Sausage Party

Directed by Greg Tiernan and Conrad Vernon

Courtesy of Sony Pictures

BY Stephen CarlickPublished Aug 11, 2016

7
Sausage Party begins as it means to go on. As supermarket Shopwell's is set to open every morning, the food — from the ears of corn to the mustard — sings a storewide musical number titled "The Great Beyond," a paean to the glory they believe awaits them after being purchased and brought home by humans. The existentialist/atheist theme of the film is foreshadowed strongly and hilariously in the song; to the food, humans are gods, and their faith that there is "nothing shitty" on the other side is unshakeable.
 
Frank the wiener (Seth Rogen) and Brenda the hotdog bun (Kristen Wiig) are among the faithful, so they're thrilled when a shopper confirms their belief they're meant to be together by putting both of their respective packages in her cart. The joy is short-lived; too terrified to face again what he's already faced once, a jar of honey mustard who's seen the other side and been returned to the store threatens to hurl himself off the cart's edge, and when Frank tries to save him by escaping his bag, he, Brenda and a number of other foodstuffs are tossed to the floor. Frank and Brenda survive, but others aren't so lucky. Food guts and gore — noodles pouring out of a can's middle, a tub of peanut butter weeping over his wife, a shattered, bloody mess of jam — are splayed across the supermarket tile.
 
While Frank's wiener friends Barry, Carl and others are taken home to discover the barbarity that is food consumption, he and Brenda learn the truth — that the "gods" want to destroy them and life has no meaning — from the inside.
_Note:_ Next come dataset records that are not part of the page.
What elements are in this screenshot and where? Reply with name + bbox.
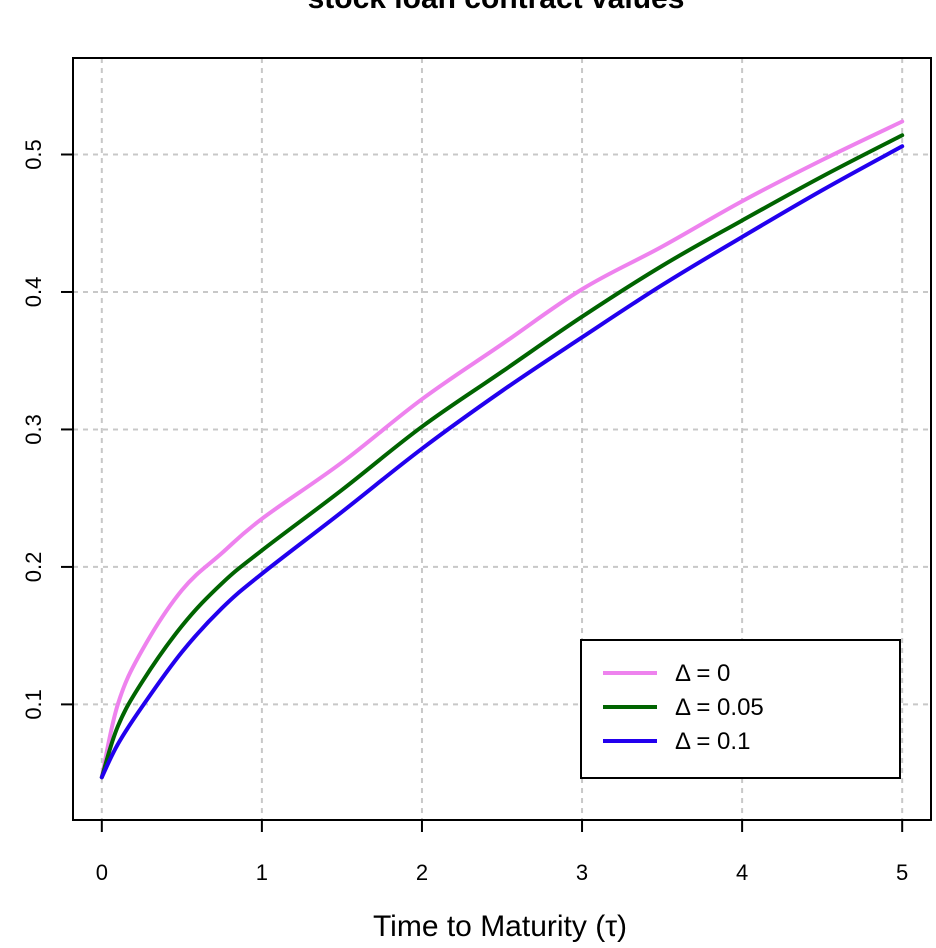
x-tick-label: 2 <box>416 860 428 885</box>
x-axis-label: Time to Maturity (τ) <box>373 910 627 943</box>
x-tick-label: 3 <box>576 860 588 885</box>
x-tick-label: 4 <box>736 860 748 885</box>
chart-title: stock loan contract values <box>308 0 685 15</box>
legend-label-2: Δ = 0.05 <box>675 694 764 721</box>
y-tick-label: 0.3 <box>21 414 46 445</box>
x-tick-label: 0 <box>96 860 108 885</box>
series-line-3 <box>99 144 905 780</box>
y-tick-label: 0.2 <box>21 552 46 583</box>
axes <box>72 57 932 821</box>
series-line-2 <box>99 133 905 780</box>
legend-label-1: Δ = 0 <box>675 660 730 687</box>
series-line-1 <box>99 119 905 780</box>
series-lines <box>99 119 905 780</box>
x-tick-label: 5 <box>896 860 908 885</box>
y-tick-label: 0.1 <box>21 689 46 720</box>
x-tick-label: 1 <box>256 860 268 885</box>
legend-label-3: Δ = 0.1 <box>675 728 750 755</box>
legend: Δ = 0 Δ = 0.05 Δ = 0.1 <box>580 639 901 779</box>
y-tick-label: 0.5 <box>21 139 46 170</box>
plot-frame <box>72 57 932 821</box>
y-tick-label: 0.4 <box>21 277 46 308</box>
tick-labels: 0 1 2 3 4 5 0.1 0.2 0.3 0.4 0.5 <box>21 139 908 885</box>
How Frank eventually gets to the truth makes up the crux of the film's plot, so I won't spoil it here, but it ends with the simplistic yet life-affirming revelation that the Great Beyond (heaven — get it?) they were all yearning for was "right in front of" the food the whole time.
 
The pacing here is excellent, and there are a handful of scenes that are absolutely sidesplitting. A decapitated human head near the film's end yields macabre laughs, but Sausage Party's highly anticipated, incredibly raunchy orgy scene is the film's crowning achievement. The climactic scene is a visual, colourful, sexual riot, releasing all of the film's tension in one fell swoop as the foods engage in shockingly deviant and utterly inventive sexual practices and positions. It's hysterical.
 
Elsewhere, there are food jokes and puns galore, and they work particularly well in the wide-open context of the outside world. When Barry escapes his death and makes it to the house of a bath salts-indulging waste case, he has run-ins with a number of grocery store items in various degrees of anguish. (It's hard to say who has it worse: the corn niblets, the toilet paper or the condom.)
 
In the store, the jokes are a little more leaden. A number of food idioms used accidentally by a (literal and metaphorical) douche are funny — "How do you like them apples?" he asks; "Who, us?" replies a crate of apples within earshot — and get even better as the film continues, but though a relationship between the stereotypically Muslim lavash bread and stereotypically Jewish bagel eventually resolves playfully, the writers' insistence on racializing almost the entire grocery store eventually yields jokes that feel tired at best, and harmful at worst: German sauerkraut hating "Juice" is one thing, but characterizing the Mexican foods as "illegal ingredients" and a Native American as a bottle of "firewater" (played, bafflingly, by Bill Hader) is so needlessly repugnant that it ruins those characters' scenes.
 
That the orgy scene comes after the majority of these off-putting moments provides something of a distraction, but a bad aftertaste still lingers at the film's end. It's unfortunate, because a film this self-aware — the bath salts act as something of a Rosetta Stone, providing a nice bit of self-reference, while a neat little plot twist at the film's end breaks the fourth wall in a surprising way — should be able to handle all of its edgier subject matter deftly.
 
Sausage Party is funny, exhilaratingly paced and nimble — why give it such stupid, clumsy crutches?